I got this hint from a PhD student during my fourth Bachelor’s semester and I’m quite lucky, that I almost immediately started to realize it. But even if you’re in your Master’s already… It’s never too late. You’ve probably become much more proficient in coding as well meanwhile.

Reasons For Having a Code Toolbox

There are generally a lot of reasons, why you would need one and I will try to compile those, that seem most important to me, not in a top ten form, but in beautiful prosaic form!
The most important one probably is, that there are many problems, that you will have to solve more than once. For this case it is nice to have something like that ready to go. And there are many other benefits that come with this. Like you could say, that such a code toolbox improves your market value as a Computer Scientist.

But that reason is quite trivial… Now let’s get to one, that you probably haven’t thought of. Let’s say you finished your Master’s degree and now work on your PhD. You have to take care of a tutorial for your professor and of course you need some exercises for your students. You should probably know beforehand, if the problem you come up with is solvable and how hard it is. For this reason it’s advantageous, if you have some problems you solved yourself in your time as a student.
And probably you could even use your code for validation purposes. So it will be a big time saver for you. Which is nice, when you’re a PhD and you actually wanna focus on your research. And also in teaching time can be better spent helping students instead of coming up with new problems.

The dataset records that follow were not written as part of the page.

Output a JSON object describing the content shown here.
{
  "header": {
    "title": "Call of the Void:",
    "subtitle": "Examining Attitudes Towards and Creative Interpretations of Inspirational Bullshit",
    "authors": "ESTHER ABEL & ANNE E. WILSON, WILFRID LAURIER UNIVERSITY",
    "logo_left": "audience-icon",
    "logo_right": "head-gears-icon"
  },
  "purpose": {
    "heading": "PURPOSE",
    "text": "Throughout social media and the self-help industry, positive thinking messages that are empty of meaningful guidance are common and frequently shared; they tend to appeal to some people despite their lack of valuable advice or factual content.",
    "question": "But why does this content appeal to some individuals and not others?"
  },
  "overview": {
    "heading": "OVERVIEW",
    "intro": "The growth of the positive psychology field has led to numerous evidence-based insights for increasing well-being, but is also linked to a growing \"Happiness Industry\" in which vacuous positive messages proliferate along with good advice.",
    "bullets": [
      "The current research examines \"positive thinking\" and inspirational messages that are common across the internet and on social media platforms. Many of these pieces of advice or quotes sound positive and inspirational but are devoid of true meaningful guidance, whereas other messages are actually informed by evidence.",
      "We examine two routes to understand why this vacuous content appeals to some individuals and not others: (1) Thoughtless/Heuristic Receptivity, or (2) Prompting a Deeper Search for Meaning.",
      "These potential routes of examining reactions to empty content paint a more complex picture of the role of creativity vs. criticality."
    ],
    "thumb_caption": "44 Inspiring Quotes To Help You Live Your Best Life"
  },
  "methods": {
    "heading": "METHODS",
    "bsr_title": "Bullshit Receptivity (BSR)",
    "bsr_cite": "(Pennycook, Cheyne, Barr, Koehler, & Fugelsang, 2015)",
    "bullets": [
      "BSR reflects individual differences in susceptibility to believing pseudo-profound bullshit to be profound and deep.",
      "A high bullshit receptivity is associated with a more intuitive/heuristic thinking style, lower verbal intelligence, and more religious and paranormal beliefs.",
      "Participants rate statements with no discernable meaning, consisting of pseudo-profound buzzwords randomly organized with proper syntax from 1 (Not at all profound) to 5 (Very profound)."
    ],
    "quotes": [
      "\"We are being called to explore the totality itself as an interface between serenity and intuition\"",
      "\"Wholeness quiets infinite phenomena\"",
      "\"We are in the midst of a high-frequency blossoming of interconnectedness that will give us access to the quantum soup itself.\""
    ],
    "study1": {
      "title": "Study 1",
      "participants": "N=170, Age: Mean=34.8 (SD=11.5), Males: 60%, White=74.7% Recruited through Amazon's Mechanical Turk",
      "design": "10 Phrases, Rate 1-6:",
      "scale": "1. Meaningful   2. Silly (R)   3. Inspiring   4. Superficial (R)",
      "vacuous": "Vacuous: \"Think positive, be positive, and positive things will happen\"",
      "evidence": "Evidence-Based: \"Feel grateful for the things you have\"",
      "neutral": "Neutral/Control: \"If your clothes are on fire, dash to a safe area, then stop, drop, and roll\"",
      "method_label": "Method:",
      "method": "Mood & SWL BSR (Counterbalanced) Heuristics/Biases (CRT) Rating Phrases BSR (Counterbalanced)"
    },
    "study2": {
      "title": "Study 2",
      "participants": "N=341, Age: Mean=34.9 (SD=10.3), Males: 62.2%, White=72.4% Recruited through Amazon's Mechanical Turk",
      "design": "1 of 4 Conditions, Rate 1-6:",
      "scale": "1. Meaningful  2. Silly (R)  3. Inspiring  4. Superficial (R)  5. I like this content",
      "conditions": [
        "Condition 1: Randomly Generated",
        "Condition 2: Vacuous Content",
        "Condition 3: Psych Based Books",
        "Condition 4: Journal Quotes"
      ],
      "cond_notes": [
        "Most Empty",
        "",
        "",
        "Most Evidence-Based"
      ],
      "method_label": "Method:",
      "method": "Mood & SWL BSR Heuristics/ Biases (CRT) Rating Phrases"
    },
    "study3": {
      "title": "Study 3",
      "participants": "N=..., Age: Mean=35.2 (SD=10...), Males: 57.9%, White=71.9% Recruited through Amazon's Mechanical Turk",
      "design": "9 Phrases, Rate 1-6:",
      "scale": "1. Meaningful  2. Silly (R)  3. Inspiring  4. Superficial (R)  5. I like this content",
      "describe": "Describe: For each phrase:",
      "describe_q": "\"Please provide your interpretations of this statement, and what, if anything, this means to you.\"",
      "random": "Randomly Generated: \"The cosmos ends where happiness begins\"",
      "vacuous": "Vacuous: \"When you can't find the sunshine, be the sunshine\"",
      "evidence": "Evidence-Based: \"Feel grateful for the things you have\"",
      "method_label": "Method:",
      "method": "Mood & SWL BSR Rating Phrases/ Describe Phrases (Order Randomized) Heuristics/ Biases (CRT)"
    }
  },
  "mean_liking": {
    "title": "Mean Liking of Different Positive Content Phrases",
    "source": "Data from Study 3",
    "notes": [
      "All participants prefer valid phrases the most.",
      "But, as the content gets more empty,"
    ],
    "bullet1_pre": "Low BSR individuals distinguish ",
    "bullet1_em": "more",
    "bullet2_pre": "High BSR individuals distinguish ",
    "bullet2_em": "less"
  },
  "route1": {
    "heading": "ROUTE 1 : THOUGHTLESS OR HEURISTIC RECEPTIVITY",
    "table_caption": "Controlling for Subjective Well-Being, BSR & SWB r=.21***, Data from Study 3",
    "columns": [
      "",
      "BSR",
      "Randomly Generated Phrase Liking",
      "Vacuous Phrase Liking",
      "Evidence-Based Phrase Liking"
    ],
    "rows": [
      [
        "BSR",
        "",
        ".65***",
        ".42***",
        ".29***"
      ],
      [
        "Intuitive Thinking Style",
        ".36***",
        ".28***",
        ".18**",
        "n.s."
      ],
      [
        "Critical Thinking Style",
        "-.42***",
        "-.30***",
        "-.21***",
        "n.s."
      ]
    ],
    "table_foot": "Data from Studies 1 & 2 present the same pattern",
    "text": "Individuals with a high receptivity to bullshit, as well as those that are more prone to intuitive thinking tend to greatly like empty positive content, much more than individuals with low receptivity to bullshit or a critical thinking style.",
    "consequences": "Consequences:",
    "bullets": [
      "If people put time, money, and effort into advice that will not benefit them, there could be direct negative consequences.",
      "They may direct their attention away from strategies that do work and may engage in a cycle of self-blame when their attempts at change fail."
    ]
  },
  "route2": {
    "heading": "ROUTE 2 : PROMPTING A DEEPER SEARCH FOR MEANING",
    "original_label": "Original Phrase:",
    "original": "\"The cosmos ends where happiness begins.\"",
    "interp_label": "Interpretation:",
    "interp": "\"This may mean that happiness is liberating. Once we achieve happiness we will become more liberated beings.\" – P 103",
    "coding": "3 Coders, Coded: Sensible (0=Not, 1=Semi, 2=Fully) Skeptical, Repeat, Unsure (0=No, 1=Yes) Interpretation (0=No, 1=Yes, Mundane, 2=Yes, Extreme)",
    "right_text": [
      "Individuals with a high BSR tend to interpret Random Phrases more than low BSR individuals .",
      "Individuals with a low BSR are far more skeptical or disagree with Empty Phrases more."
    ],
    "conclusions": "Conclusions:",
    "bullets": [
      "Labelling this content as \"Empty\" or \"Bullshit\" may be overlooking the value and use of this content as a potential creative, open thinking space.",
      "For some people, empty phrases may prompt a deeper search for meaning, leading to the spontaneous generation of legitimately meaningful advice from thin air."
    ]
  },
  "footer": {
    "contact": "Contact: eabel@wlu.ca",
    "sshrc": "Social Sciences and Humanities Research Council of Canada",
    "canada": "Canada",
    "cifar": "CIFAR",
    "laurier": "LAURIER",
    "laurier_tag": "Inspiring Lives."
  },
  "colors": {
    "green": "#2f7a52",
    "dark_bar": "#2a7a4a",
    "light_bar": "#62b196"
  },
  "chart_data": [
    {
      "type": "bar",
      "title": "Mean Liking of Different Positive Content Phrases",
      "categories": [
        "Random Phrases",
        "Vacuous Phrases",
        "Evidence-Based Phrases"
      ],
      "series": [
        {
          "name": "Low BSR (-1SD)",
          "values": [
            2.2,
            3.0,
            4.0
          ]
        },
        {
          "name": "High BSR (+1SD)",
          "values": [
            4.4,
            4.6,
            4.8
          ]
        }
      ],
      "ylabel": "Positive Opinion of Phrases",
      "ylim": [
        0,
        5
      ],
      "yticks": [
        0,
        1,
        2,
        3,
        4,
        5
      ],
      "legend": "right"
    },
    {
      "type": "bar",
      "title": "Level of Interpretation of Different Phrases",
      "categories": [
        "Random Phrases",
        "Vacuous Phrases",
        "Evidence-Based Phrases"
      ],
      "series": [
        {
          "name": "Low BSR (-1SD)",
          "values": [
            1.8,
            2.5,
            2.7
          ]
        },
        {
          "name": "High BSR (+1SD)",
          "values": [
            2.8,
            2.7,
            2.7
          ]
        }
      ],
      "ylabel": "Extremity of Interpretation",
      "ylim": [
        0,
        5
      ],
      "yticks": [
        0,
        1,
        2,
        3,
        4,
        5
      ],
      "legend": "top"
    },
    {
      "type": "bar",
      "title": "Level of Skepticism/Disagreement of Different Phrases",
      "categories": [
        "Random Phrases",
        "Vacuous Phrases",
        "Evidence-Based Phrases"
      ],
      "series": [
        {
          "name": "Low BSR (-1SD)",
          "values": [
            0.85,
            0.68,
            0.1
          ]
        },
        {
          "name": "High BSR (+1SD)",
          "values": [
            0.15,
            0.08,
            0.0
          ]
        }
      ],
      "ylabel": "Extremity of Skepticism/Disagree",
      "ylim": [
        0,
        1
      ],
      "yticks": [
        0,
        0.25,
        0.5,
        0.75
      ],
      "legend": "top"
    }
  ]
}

And then last, but not least it is a way to show, that you can write code. And more specifically you can do it on your own. And as not every Computer Science program requires you to code, it’s definitely something with which you can set yourself apart a bit.

What to Put Inside

As a rule of thumb I would say you can put everything inside your code toolbox that is reusable. So code, that is very specific or has hard coded file paths in it, has no place inside the toolbox.
Sometimes you will have to change your code a little bit to make it fit your toolbox and probably adding some documentation is also good.
Besides that there I can’t think of any sensible restrictions right now on what to put inside.
Probably if your toolbox becomes to complex at some point in time it could be wise to divide it into several independent packages.
But yea… What are you still waiting for? 😛 Start your own code toolbox!